The problem here is that Breitbart's mission wasn't so much to report news about Ms. Lynch, but to dig up and report potentially damaging news about her. And that zeal led to a kind of sloppiness that almost certainly wouldn't have happened had it been a Republican nominee -- because they never would've sought out such information to begin with.
 
Well, see below.

I think I might offer one possible explanation.

It's been kind of fascinating for me to watch the emergence of Fox News in the past 20 or so years. To most engaged liberals, FNC is a lying right-wing propaganda outlet. To most engaged conservatives, it lives up to its billing as being "fair and balanced."

I think both those takes are wrong. I just think it's a right-leaning media outlet -- in that it's going to favor takes which are supportive of conservative causes and hostile to liberal causes. If the folks at Fox are actually serious about the "fair and balanced" thing, then they suffer from the same delusion as people at other (mostly left-learning) media outlets....pretty much all of whom, along with Fox, claim objectivity with a straight face.
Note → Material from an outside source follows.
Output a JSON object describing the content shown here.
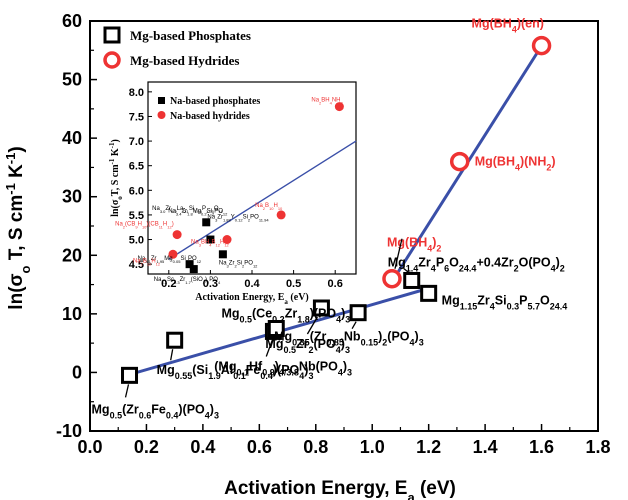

This doesn't necessarily make any of them dishonest. Bias and dishonesty are related, but they're ultimately two different things. A story can be entirely factual and still be biased in its language or framing, choice of sources and quotes, what it leaves out, etc.

I suspect that most liberals don't have a hard time seeing this when it comes to conservatives being duped by fake or embellished stories that validate what they believe. But, you know, it wasn't that long ago that a number of my liberal friends on Facebook were passing around a bogus story about Rick Santorum and gay porn (if I recall).
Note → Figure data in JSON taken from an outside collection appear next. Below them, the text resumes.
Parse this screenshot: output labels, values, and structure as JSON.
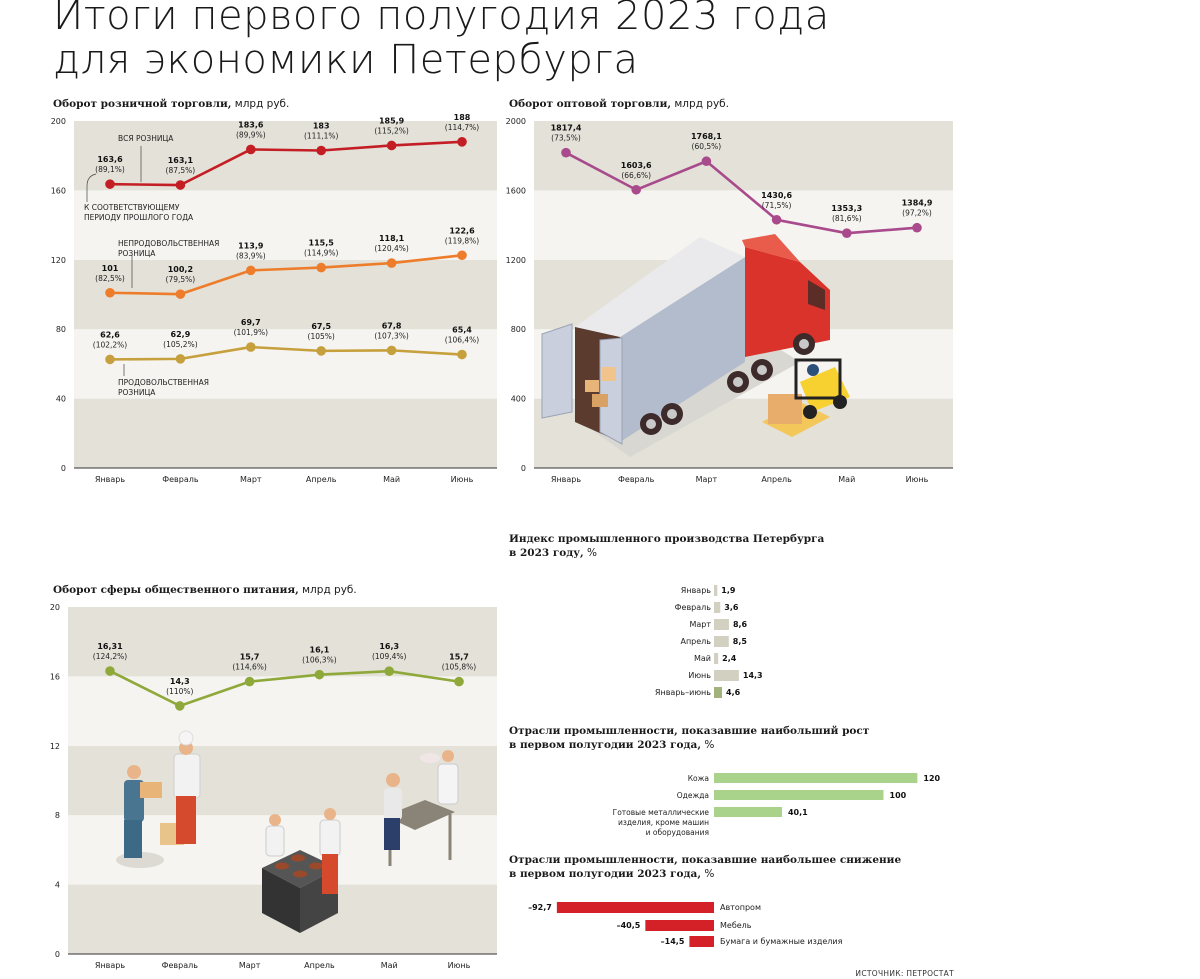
{
  "title": [
    "Итоги первого полугодия 2023 года",
    "для экономики Петербурга"
  ],
  "source": "ИСТОЧНИК: ПЕТРОСТАТ",
  "chart_data": [
    {
      "id": "retail",
      "type": "line",
      "title": "Оборот розничной торговли,",
      "unit": "млрд руб.",
      "categories": [
        "Январь",
        "Февраль",
        "Март",
        "Апрель",
        "Май",
        "Июнь"
      ],
      "ylim": [
        0,
        200
      ],
      "yticks": [
        "0",
        "40",
        "80",
        "120",
        "160",
        "200"
      ],
      "series": [
        {
          "name": "ВСЯ РОЗНИЦА",
          "color": "#c41e25",
          "values": [
            163.6,
            163.1,
            183.6,
            183,
            185.9,
            188
          ],
          "labels": [
            "163,6",
            "163,1",
            "183,6",
            "183",
            "185,9",
            "188"
          ],
          "sub": [
            "(89,1%)",
            "(87,5%)",
            "(89,9%)",
            "(111,1%)",
            "(115,2%)",
            "(114,7%)"
          ]
        },
        {
          "name": "НЕПРОДОВОЛЬСТВЕННАЯ РОЗНИЦА",
          "color": "#ee7d2b",
          "values": [
            101,
            100.2,
            113.9,
            115.5,
            118.1,
            122.6
          ],
          "labels": [
            "101",
            "100,2",
            "113,9",
            "115,5",
            "118,1",
            "122,6"
          ],
          "sub": [
            "(82,5%)",
            "(79,5%)",
            "(83,9%)",
            "(114,9%)",
            "(120,4%)",
            "(119,8%)"
          ]
        },
        {
          "name": "ПРОДОВОЛЬСТВЕННАЯ РОЗНИЦА",
          "color": "#c6a03c",
          "values": [
            62.6,
            62.9,
            69.7,
            67.5,
            67.8,
            65.4
          ],
          "labels": [
            "62,6",
            "62,9",
            "69,7",
            "67,5",
            "67,8",
            "65,4"
          ],
          "sub": [
            "(102,2%)",
            "(105,2%)",
            "(101,9%)",
            "(105%)",
            "(107,3%)",
            "(106,4%)"
          ]
        }
      ],
      "annotations": {
        "all": "ВСЯ РОЗНИЦА",
        "yoy": [
          "К СООТВЕТСТВУЮЩЕМУ",
          "ПЕРИОДУ ПРОШЛОГО ГОДА"
        ],
        "nonfood": [
          "НЕПРОДОВОЛЬСТВЕННАЯ",
          "РОЗНИЦА"
        ],
        "food": [
          "ПРОДОВОЛЬСТВЕННАЯ",
          "РОЗНИЦА"
        ]
      }
    },
    {
      "id": "wholesale",
      "type": "line",
      "title": "Оборот оптовой торговли,",
      "unit": "млрд руб.",
      "categories": [
        "Январь",
        "Февраль",
        "Март",
        "Апрель",
        "Май",
        "Июнь"
      ],
      "ylim": [
        0,
        2000
      ],
      "yticks": [
        "0",
        "400",
        "800",
        "1200",
        "1600",
        "2000"
      ],
      "series": [
        {
          "color": "#a84a8c",
          "values": [
            1817.4,
            1603.6,
            1768.1,
            1430.6,
            1353.3,
            1384.9
          ],
          "labels": [
            "1817,4",
            "1603,6",
            "1768,1",
            "1430,6",
            "1353,3",
            "1384,9"
          ],
          "sub": [
            "(73,5%)",
            "(66,6%)",
            "(60,5%)",
            "(71,5%)",
            "(81,6%)",
            "(97,2%)"
          ]
        }
      ]
    },
    {
      "id": "catering",
      "type": "line",
      "title": "Оборот сферы общественного питания,",
      "unit": "млрд руб.",
      "categories": [
        "Январь",
        "Февраль",
        "Март",
        "Апрель",
        "Май",
        "Июнь"
      ],
      "ylim": [
        0,
        20
      ],
      "yticks": [
        "0",
        "4",
        "8",
        "12",
        "16",
        "20"
      ],
      "series": [
        {
          "color": "#8fa83a",
          "values": [
            16.31,
            14.3,
            15.7,
            16.1,
            16.3,
            15.7
          ],
          "labels": [
            "16,31",
            "14,3",
            "15,7",
            "16,1",
            "16,3",
            "15,7"
          ],
          "sub": [
            "(124,2%)",
            "(110%)",
            "(114,6%)",
            "(106,3%)",
            "(109,4%)",
            "(105,8%)"
          ]
        }
      ]
    },
    {
      "id": "industry",
      "type": "bar",
      "title": [
        "Индекс промышленного производства Петербурга",
        "в 2023 году,"
      ],
      "unit": "%",
      "categories": [
        "Январь",
        "Февраль",
        "Март",
        "Апрель",
        "Май",
        "Июнь",
        "Январь–июнь"
      ],
      "values": [
        1.9,
        3.6,
        8.6,
        8.5,
        2.4,
        14.3,
        4.6
      ],
      "labels": [
        "1,9",
        "3,6",
        "8,6",
        "8,5",
        "2,4",
        "14,3",
        "4,6"
      ],
      "colors": [
        "#d2d0c1",
        "#d2d0c1",
        "#d2d0c1",
        "#d2d0c1",
        "#d2d0c1",
        "#d2d0c1",
        "#a3b27a"
      ]
    },
    {
      "id": "growth",
      "type": "bar",
      "title": [
        "Отрасли промышленности, показавшие наибольший рост",
        "в первом полугодии 2023 года,"
      ],
      "unit": "%",
      "categories": [
        [
          "Кожа"
        ],
        [
          "Одежда"
        ],
        [
          "Готовые металлические",
          "изделия, кроме машин",
          "и оборудования"
        ]
      ],
      "values": [
        120,
        100,
        40.1
      ],
      "labels": [
        "120",
        "100",
        "40,1"
      ],
      "color": "#a9d38a"
    },
    {
      "id": "decline",
      "type": "bar",
      "title": [
        "Отрасли промышленности, показавшие наибольшее снижение",
        "в первом полугодии 2023 года,"
      ],
      "unit": "%",
      "categories": [
        "Автопром",
        "Мебель",
        "Бумага и бумажные изделия"
      ],
      "values": [
        -92.7,
        -40.5,
        -14.5
      ],
      "labels": [
        "–92,7",
        "–40,5",
        "–14,5"
      ],
      "color": "#d42027"
    }
  ]
}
The story was believable to them, and didn't set off their BS meters, because it validated their worst suspicions about Rick Santorum and people like him.
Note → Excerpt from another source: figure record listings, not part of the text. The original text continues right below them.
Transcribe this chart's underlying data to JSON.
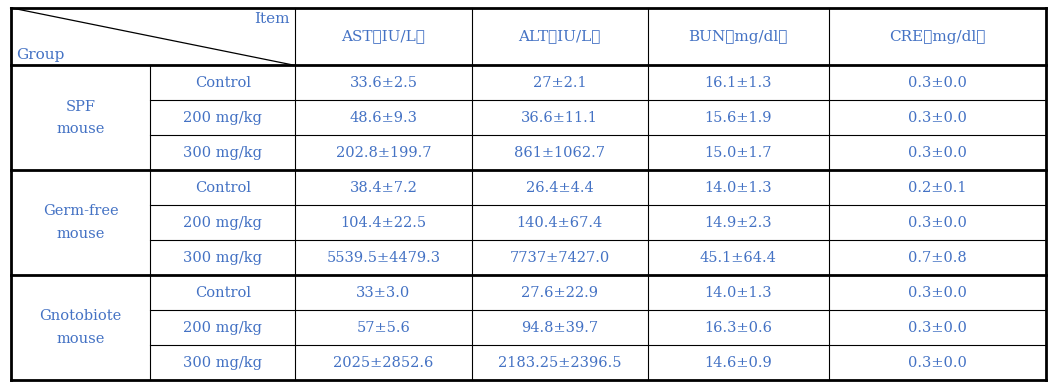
{
  "header_cols": [
    "AST (IU/L)",
    "ALT (IU/L)",
    "BUN（mg/dl）",
    "CRE（mg/dl）"
  ],
  "header_cols_display": [
    "AST（IU/L）",
    "ALT（IU/L）",
    "BUN（mg/dl）",
    "CRE（mg/dl）"
  ],
  "groups": [
    {
      "name": "SPF\nmouse",
      "rows": [
        {
          "item": "Control",
          "ast": "33.6±2.5",
          "alt": "27±2.1",
          "bun": "16.1±1.3",
          "cre": "0.3±0.0"
        },
        {
          "item": "200 mg/kg",
          "ast": "48.6±9.3",
          "alt": "36.6±11.1",
          "bun": "15.6±1.9",
          "cre": "0.3±0.0"
        },
        {
          "item": "300 mg/kg",
          "ast": "202.8±199.7",
          "alt": "861±1062.7",
          "bun": "15.0±1.7",
          "cre": "0.3±0.0"
        }
      ]
    },
    {
      "name": "Germ-free\nmouse",
      "rows": [
        {
          "item": "Control",
          "ast": "38.4±7.2",
          "alt": "26.4±4.4",
          "bun": "14.0±1.3",
          "cre": "0.2±0.1"
        },
        {
          "item": "200 mg/kg",
          "ast": "104.4±22.5",
          "alt": "140.4±67.4",
          "bun": "14.9±2.3",
          "cre": "0.3±0.0"
        },
        {
          "item": "300 mg/kg",
          "ast": "5539.5±4479.3",
          "alt": "7737±7427.0",
          "bun": "45.1±64.4",
          "cre": "0.7±0.8"
        }
      ]
    },
    {
      "name": "Gnotobiote\nmouse",
      "rows": [
        {
          "item": "Control",
          "ast": "33±3.0",
          "alt": "27.6±22.9",
          "bun": "14.0±1.3",
          "cre": "0.3±0.0"
        },
        {
          "item": "200 mg/kg",
          "ast": "57±5.6",
          "alt": "94.8±39.7",
          "bun": "16.3±0.6",
          "cre": "0.3±0.0"
        },
        {
          "item": "300 mg/kg",
          "ast": "2025±2852.6",
          "alt": "2183.25±2396.5",
          "bun": "14.6±0.9",
          "cre": "0.3±0.0"
        }
      ]
    }
  ],
  "blue_color": "#4472C4",
  "black_color": "#000000",
  "bg_color": "#FFFFFF",
  "thick_lw": 2.0,
  "thin_lw": 0.8,
  "font_size": 10.5,
  "header_font_size": 11.0,
  "figsize": [
    10.57,
    3.88
  ],
  "dpi": 100
}
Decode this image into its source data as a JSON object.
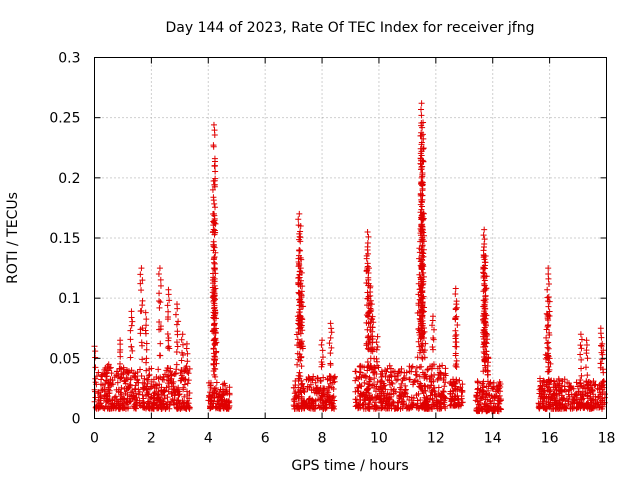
{
  "chart_data": {
    "type": "scatter",
    "title": "Day 144 of 2023, Rate Of TEC Index for receiver jfng",
    "xlabel": "GPS time / hours",
    "ylabel": "ROTI / TECUs",
    "xlim": [
      0,
      18
    ],
    "ylim": [
      0,
      0.3
    ],
    "xticks": [
      0,
      2,
      4,
      6,
      8,
      10,
      12,
      14,
      16,
      18
    ],
    "xtick_labels": [
      "0",
      "2",
      "4",
      "6",
      "8",
      "10",
      "12",
      "14",
      "16",
      "18"
    ],
    "yticks": [
      0,
      0.05,
      0.1,
      0.15,
      0.2,
      0.25,
      0.3
    ],
    "ytick_labels": [
      "0",
      "0.05",
      "0.1",
      "0.15",
      "0.2",
      "0.25",
      "0.3"
    ],
    "grid": true,
    "marker": "+",
    "color": "#e00000",
    "segments": [
      {
        "t0": 0.0,
        "t1": 3.35,
        "base": [
          0.008,
          0.038
        ],
        "peaks": [
          [
            0.0,
            0.06
          ],
          [
            0.5,
            0.045
          ],
          [
            0.9,
            0.065
          ],
          [
            1.3,
            0.089
          ],
          [
            1.65,
            0.125
          ],
          [
            1.8,
            0.088
          ],
          [
            2.3,
            0.125
          ],
          [
            2.6,
            0.107
          ],
          [
            2.9,
            0.095
          ],
          [
            3.1,
            0.07
          ],
          [
            3.25,
            0.062
          ]
        ]
      },
      {
        "t0": 4.0,
        "t1": 4.75,
        "base": [
          0.008,
          0.028
        ],
        "peaks": [
          [
            4.2,
            0.244
          ],
          [
            4.22,
            0.21
          ],
          [
            4.2,
            0.17
          ],
          [
            4.2,
            0.125
          ],
          [
            4.25,
            0.108
          ],
          [
            4.25,
            0.088
          ],
          [
            4.22,
            0.066
          ]
        ]
      },
      {
        "t0": 7.0,
        "t1": 8.45,
        "base": [
          0.008,
          0.032
        ],
        "peaks": [
          [
            7.2,
            0.17
          ],
          [
            7.25,
            0.16
          ],
          [
            7.2,
            0.14
          ],
          [
            7.25,
            0.125
          ],
          [
            7.3,
            0.11
          ],
          [
            7.15,
            0.085
          ],
          [
            8.0,
            0.065
          ],
          [
            8.3,
            0.079
          ]
        ]
      },
      {
        "t0": 9.15,
        "t1": 12.35,
        "base": [
          0.008,
          0.04
        ],
        "peaks": [
          [
            9.6,
            0.155
          ],
          [
            9.6,
            0.14
          ],
          [
            9.65,
            0.125
          ],
          [
            9.7,
            0.11
          ],
          [
            9.75,
            0.095
          ],
          [
            9.8,
            0.08
          ],
          [
            9.95,
            0.068
          ],
          [
            11.5,
            0.262
          ],
          [
            11.55,
            0.246
          ],
          [
            11.5,
            0.235
          ],
          [
            11.5,
            0.222
          ],
          [
            11.5,
            0.2
          ],
          [
            11.55,
            0.165
          ],
          [
            11.45,
            0.147
          ],
          [
            11.4,
            0.112
          ],
          [
            11.5,
            0.1
          ],
          [
            11.9,
            0.085
          ],
          [
            11.6,
            0.072
          ]
        ]
      },
      {
        "t0": 12.5,
        "t1": 12.95,
        "base": [
          0.01,
          0.03
        ],
        "peaks": [
          [
            12.7,
            0.108
          ],
          [
            12.72,
            0.095
          ]
        ]
      },
      {
        "t0": 13.4,
        "t1": 14.3,
        "base": [
          0.006,
          0.028
        ],
        "peaks": [
          [
            13.7,
            0.157
          ],
          [
            13.7,
            0.145
          ],
          [
            13.75,
            0.135
          ],
          [
            13.7,
            0.125
          ],
          [
            13.75,
            0.102
          ],
          [
            13.7,
            0.085
          ],
          [
            13.8,
            0.07
          ],
          [
            13.85,
            0.05
          ]
        ]
      },
      {
        "t0": 15.6,
        "t1": 17.95,
        "base": [
          0.008,
          0.03
        ],
        "peaks": [
          [
            15.95,
            0.125
          ],
          [
            15.97,
            0.101
          ],
          [
            15.9,
            0.087
          ],
          [
            16.0,
            0.05
          ],
          [
            17.1,
            0.07
          ],
          [
            17.3,
            0.065
          ],
          [
            17.8,
            0.075
          ],
          [
            17.85,
            0.062
          ]
        ]
      }
    ]
  }
}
Ultimately, this comes down to people confusing a keen nose for news with a desperate thirst for validation.
This post was edited on 11/10 5:04 PM by crazed_hoosier2
 
Laura Logan and Benghazi

I was thinking wasn't she and her producer suspended for mistakes on their Benghazi report on 60 Minutes? It CAN happen both ways.
 
Re: Well, see below.


Originally posted by crazed_hoosier2:
A story can be entirely factual and still be biased in its language or framing, choice of sources and quotes, what it leaves out, etc.


This post was edited on 11/10 5:04 PM by crazed_hoosier2
I think this is where most of the biases occur in the media. They tell part of the story or tell it out of context.

People (both conservatives and liberals) forward emails that make the people they don't like look bad without ever checking anything out. Some of my family is conservative and some are liberal. I now get emails (false) about Obama but when Bush was in office I got false emails from the liberal side of my family. I've always thought there were enough facts out there to make most politicians look bad so why forward false stuff.
 
Crazed, You sort of dodged Fro's question...

...which was,

Why does someone critical towards mainstream news,
blindly accept some chain e-mail, dubious blog site, talk radio
personality or TV network?

I've got several friends and relatives who don't have time for mainstream news but fall hook line and sinker for dubious e-mails.

Vertical news sources aren't trusted while horizontal sources including social websites are deemed reliable.
 
I didn't mean to

I would say that people -- particularly those who are passionate about their worldview -- tend to be susceptible to swallowing whole any information (or misinformation, as the case may be) that validates those world-views and wary of those which do not.